Greek Airline Merger Faces Monopoly Scrutiny

     (CN) – The European Commission opened an investigation into the planned merger of two Greek airlines, two years after blocking a similar proposal.
     Aegean Airlines, Greece’s largest airline, announced plans to acquire the smaller Olympic Air last fall for $97.5 million. Olympic had been Greece’s flag carrier before the government divested its interest to private holders in 2009, and it now operates as a regional carrier.
     Aegean and Olympic operate from bases at Athens International Airport, and regulators fear the merger will lead to price increases and poor service on domestic routes out of that airport.
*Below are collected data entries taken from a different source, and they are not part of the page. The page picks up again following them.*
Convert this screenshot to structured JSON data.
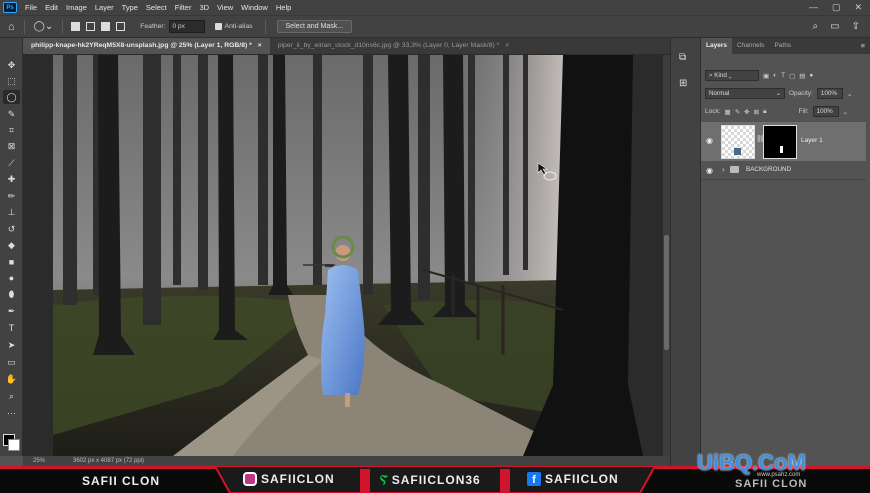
{
  "menu": [
    "File",
    "Edit",
    "Image",
    "Layer",
    "Type",
    "Select",
    "Filter",
    "3D",
    "View",
    "Window",
    "Help"
  ],
  "logo_text": "Ps",
  "options": {
    "feather_label": "Feather:",
    "feather_value": "0 px",
    "antialias_label": "Anti-alias",
    "select_mask_label": "Select and Mask..."
  },
  "tabs": [
    {
      "label": "philipp-knape-hk2YReqM5X8-unsplash.jpg @ 25% (Layer 1, RGB/8) *",
      "close": "×"
    },
    {
      "label": "piper_ii_by_eirian_stock_d10ns6c.jpg @ 33,3% (Layer 0, Layer Mask/8) *",
      "close": "×"
    }
  ],
  "status": {
    "zoom": "25%",
    "size": "3602 px x 4087 px (72 ppi)"
  },
  "panel": {
    "tabs": [
      "Layers",
      "Channels",
      "Paths"
    ],
    "kind": "Kind",
    "blend": "Normal",
    "opacity_label": "Opacity:",
    "opacity_value": "100%",
    "lock_label": "Lock:",
    "fill_label": "Fill:",
    "fill_value": "100%",
    "layers": [
      {
        "name": "Layer 1"
      },
      {
        "name": "BACKGROUND"
      }
    ]
  },
  "banner": {
    "name": "SAFII CLON",
    "socials": [
      {
        "label": "SAFIICLON",
        "icon": "instagram-icon"
      },
      {
        "label": "SAFIICLON36",
        "icon": "deviantart-icon"
      },
      {
        "label": "SAFIICLON",
        "icon": "facebook-icon"
      }
    ],
    "name_right": "SAFII CLON",
    "watermark": "UiBQ.CoM",
    "watermark_sub": "www.psahz.com"
  },
  "colors": {
    "accent_red": "#d0142a",
    "blue_watermark": "#3d8fe0"
  }
}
The commission’s preliminary investigation also indicated that the airlines’ largest competitor, Cyprus Airways, may not be a viable force in the Greek domestic market in the future.
     “We have the duty to ensure that Greek passengers and people visiting Greece can travel at competitive air fares, even more so during challenging economic times,” commission vice president Joaquin Almunia said in a statement.
     The commission said it has considered both Greece’s economic state and the airlines’ financial conditions, but is taking action since preliminary figures show the merger would give the carriers a monopoly on routes from Athens to six regional cities and reduce competition on three others.
     Commissioners blocked a similar merger between Aegean and Olympic in 2011 after finding competition concerns on 10 Greek domestic routes out of Athens. Regulators found that the merger would have created a quasi-monopoly on nine of those routes and sharply decreased competition for one.
     Under the 2011 proposal, the two companies would have operated under the Olympic Air name. This time, the companies plan to continue under separate brands.
     The commission said it will announce its final decision on the proposed merger by Sept. 3.